It is liberation day for Wells Fargo, but it has nothing to do with tariffs.
Wells Fargo & Company (NYSE:) stock spiked 4% in early trading after it got its own version of liberation day.
The nation’s third largest bank with $1.7 trillion in assets under management was informed by the Federal Reserve that its asset growth restriction had been lifted.
The restriction was placed on the bank in 2018 in response to what the Fed called “widespread consumer abuses and other compliance breakdowns.”
Wells Fargo’s issues have been well documented over the years, resulting in billions of dollars in fines for various violations, including a scandal where sales staff created fake accounts to artificially inflate sales numbers.
The asset growth restriction prevented the bank from growing any larger than its total asset size as of the end of 2017 until it improved its governance and controls. At the end of 2017, the bank had $1.95 trillion in AUM.
The result had been years of underperformance, until the last few years, as efforts by new CEO Charlie Scharf began to pay off.
But late on Tuesday, the Fed issued a statement saying that Wells Fargo had met all the conditions set in 2018, so it was removing the growth restriction.
“Removal of the asset cap represents successful remediation to the required standard based on focused management leadership, strong board oversight, and strict supervision holding the firm accountable,” Fed Governor Michael Barr said. “All three will need to continue for the firm to have a sustainable approach.”
Pivotal Moment for Wells Fargo
Wells Fargo has been undergoing a transformation since Scharf took over in 2019 to clean up the mess. His work has slowly begun to pay off, as Wells Fargo stock has posted an average annualized return of 20% over the past three years. Over that time, it has far outperformed all other large banks, except for JPMorgan Chase (NYSE:), which has a 26% annualized return.
The same is true over the past year, as Wells Fargo stock is up 28%, trailing only JPMorgan Chase, up 31%. Year-to-date, the stock is up about 9%.
“The Federal Reserve’s decision to lift the asset cap marks a pivotal milestone in our journey to transform Wells Fargo.
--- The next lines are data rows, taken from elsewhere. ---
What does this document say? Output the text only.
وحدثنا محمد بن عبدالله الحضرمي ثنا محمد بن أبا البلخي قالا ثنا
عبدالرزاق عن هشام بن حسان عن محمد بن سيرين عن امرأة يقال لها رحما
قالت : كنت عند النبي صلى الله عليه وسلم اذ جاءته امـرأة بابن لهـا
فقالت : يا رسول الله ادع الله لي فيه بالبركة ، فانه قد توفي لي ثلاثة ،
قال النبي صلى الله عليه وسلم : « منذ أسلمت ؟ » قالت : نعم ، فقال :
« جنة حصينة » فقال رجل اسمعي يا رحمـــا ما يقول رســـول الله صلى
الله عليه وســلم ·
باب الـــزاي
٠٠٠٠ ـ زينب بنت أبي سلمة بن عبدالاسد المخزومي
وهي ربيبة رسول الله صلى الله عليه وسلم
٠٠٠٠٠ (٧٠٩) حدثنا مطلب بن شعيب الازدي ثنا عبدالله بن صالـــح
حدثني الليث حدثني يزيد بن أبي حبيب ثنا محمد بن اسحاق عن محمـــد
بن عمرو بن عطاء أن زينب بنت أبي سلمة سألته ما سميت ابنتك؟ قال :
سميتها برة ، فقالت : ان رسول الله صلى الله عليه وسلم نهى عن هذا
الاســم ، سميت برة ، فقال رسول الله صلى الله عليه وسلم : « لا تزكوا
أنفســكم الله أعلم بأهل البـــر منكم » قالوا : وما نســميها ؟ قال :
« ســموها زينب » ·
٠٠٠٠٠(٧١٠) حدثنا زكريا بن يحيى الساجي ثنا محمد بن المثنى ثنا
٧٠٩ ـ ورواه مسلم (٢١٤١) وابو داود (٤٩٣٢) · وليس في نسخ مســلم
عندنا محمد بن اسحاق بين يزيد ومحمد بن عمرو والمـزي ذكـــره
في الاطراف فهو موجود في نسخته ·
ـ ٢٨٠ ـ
We are a different and far stronger company today because of the work we’ve done,” Scharf said. “In addition, we have changed and simplified our business mix, and we have transformed the management team and how we run the company. We have been methodically investing in the company’s future while improving our financial results and profile. We are excited to continue to move forward with plans to further increase returns and growth in a deliberate manner supported by the processes and cultural changes we have made.”
Scharf thanked all 215,000 employees and gave them each a $2,000 award for their contributions.
Analysts Raise their Price Targets
Wells Fargo stock settled back down after the initial spike, as the gains had pretty much been priced in already. This did not come as a shock, as Wells Fargo had been in turnaround mode, so it was just a matter of when the restrictions would be lifted.
Wells Fargo officials did not indicate which growth opportunities this will unlock, but analysts were bullish. Evercore raised its price target by $16 per share to $88 per share, while analysts at Truist boosted its target to $83 per share, calling it “liberation day” for the bank.
Truist analysts said they expect the company to balance efficiency with long-term investments and improve its return on tangible common equity, reported MarketWatch. “We also expect the ongoing pivot to offense across the company to continue, especially within the retail bank, as well as with its credit-card offering, wealth-management franchise and investment banking.”
Wells Fargo has a median price target of $80 per share, which would suggest 5% growth. The Evercore target of $88 per share would mean a 15% return.
The stock is fairly cheap with a P/E of 13, so it looks like a decent option, certainly among banks, right now. With restrictions lifted and rates potentially dropping, it could be a good environment for the bank to grow, barring a recession.